The university and her family told her “the study abroad program may be restarted.” But she thought that would be unlikely because the university later decided to remove overseas study  from the graduation requirements. She feels that it makes no sense to be in this faculty and is seriously considering leaving Waseda and entering another university either in Japan or overseas.

 

Japan expanded its travel restrictions from January due to the coronavirus pandemic. As of Sept. 7, Japan advises its nationals not to travel to 159 countries and regions, which account for roughly 70% of the countries in the world. It directly affected universities and faculties for international relations studies touting the development of globally-minded human resources. The number of such institutes has skyrocketed in recent years.

 

According to Kawaijuku Education Institution, a major university preparatory school operator, there are more than 25 universities and 40 faculties requiring their students to study overseas or take part in an overseas study tour.
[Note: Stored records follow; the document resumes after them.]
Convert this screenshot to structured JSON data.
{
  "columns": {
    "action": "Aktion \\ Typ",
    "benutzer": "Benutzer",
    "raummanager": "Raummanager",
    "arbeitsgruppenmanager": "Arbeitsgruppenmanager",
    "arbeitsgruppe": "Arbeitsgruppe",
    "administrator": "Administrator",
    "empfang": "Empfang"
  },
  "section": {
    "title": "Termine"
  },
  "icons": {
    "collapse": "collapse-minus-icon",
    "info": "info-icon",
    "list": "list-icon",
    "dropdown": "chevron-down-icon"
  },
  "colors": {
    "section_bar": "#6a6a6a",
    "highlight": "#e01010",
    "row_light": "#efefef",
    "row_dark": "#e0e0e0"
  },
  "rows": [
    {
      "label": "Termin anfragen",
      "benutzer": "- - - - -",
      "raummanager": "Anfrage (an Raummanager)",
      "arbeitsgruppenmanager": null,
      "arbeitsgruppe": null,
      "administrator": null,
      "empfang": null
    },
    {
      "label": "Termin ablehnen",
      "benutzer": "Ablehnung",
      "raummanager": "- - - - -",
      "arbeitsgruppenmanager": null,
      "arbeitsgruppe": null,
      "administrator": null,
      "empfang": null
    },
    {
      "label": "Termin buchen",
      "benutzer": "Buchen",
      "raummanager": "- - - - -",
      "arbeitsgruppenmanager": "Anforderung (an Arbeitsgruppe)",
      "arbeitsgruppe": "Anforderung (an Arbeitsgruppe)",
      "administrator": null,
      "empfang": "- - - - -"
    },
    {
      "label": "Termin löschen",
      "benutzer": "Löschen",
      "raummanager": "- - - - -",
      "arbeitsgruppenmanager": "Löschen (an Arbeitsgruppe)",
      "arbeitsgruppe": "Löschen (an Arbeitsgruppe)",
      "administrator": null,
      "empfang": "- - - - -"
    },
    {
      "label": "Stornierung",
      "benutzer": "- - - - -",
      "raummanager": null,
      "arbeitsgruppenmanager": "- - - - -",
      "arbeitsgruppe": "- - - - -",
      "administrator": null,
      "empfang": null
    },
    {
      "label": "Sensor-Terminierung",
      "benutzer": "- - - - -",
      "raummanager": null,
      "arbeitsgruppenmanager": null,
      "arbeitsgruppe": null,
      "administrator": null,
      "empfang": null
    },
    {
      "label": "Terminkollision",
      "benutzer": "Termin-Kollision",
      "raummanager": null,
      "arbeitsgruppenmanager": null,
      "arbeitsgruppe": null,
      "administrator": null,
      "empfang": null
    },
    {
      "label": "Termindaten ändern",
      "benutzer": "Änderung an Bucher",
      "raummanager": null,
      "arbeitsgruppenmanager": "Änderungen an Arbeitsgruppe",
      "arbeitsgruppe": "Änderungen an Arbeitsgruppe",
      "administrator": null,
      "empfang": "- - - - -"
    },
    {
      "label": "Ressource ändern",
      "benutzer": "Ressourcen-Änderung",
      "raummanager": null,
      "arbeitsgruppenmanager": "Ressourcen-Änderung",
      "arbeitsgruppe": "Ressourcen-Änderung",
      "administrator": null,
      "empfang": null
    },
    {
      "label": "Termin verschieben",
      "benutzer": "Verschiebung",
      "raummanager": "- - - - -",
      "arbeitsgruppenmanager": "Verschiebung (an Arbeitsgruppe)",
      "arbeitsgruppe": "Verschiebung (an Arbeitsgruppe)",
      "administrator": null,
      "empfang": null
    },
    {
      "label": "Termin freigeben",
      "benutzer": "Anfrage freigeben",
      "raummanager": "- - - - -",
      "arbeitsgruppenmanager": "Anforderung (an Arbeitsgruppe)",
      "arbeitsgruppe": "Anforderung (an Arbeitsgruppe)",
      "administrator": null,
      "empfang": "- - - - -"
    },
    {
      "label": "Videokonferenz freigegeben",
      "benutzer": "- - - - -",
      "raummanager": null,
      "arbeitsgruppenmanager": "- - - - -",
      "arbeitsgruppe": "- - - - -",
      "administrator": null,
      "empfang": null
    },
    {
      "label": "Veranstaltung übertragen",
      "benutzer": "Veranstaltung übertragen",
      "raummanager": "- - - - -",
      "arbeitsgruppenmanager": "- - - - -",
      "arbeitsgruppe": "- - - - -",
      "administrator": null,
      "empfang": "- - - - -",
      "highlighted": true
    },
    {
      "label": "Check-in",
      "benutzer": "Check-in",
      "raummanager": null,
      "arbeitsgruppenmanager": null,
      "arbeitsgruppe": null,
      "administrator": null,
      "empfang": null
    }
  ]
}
But many of them were forced to either cancel or downsize these programs.

 

Tokyo City University (TCU) is no exception. The school offers the “TAP” study abroad program and sends its students to study at an Australian university for four months after taking a 100-day crash course in English during the freshman year. The program has enjoyed popularity among TCU students and high school students preparing to take the TCU entrance exam.

 

But in March, 151 TCU students, who were studying in Australia, began to return to Japan in the middle of the semester. TCU also suspended travel to Australia by its new students. The travel had originally been scheduled for August, but TCU announced that the program would be suspended temporarily and resumed in August 2021. TCU President Chitoshi Miki underscores: “Studying in Australia makes a great difference. We’ll continue the TAP program even though we have to reduce the length of students’ stay there.” But it is undeniable that the resumption of the program depends on the coronavirus situation.

 

The coronavirus pandemic also put a crimp in programs for international students to study in Japan. Akita International University (AIU), where international students make up about 25% of the entire student body, closed its campus in Akita City this fiscal year. AIU is the only university in Japan which has decided to continue offering classes online only in the second semester as it also has many students who hail from outside the prefecture.

 

AIU President Norihiko Suzuki considers that the pandemic “revealed the negative aspect” of its globalization program, which is based on students’ traveling overseas. AIU now offers online joint classes with overseas partner universities and free online courses “MOOCs” for students to acquire an international mindset. However, Suzuki says, “Not only acquiring knowledge but also meeting with people and gaining experience overseas are necessary to achieve the goal of forming character.” AIU is yet to find an answer that is convincing to both students and the university.

 

Kyosuke Nagata, chairperson of the Central Council for Education’s subdivision on universities and president of the University of Tsukuba, also understands the significance of studying abroad. “Being exposed to the climate and culture of a different country and discussing matters with other students over a meal of local food–that kind of environment leads to  a new way of thinking and an understanding of other people’s views,” he comments.

 

Kansai University President Keiji Shibai, who made it mandatory for students of the Faculty of Foreign Language Studies to study overseas, says, “No one thinks that globalization will go backward.” The university is hastily considering to which countries or regions it will send its students and when to resume its study-abroad program.

 

The government will also lift its ban on accepting international students as early as October. Universities which can quickly and successfully return to the globalization track will lead Japan’s education going forward.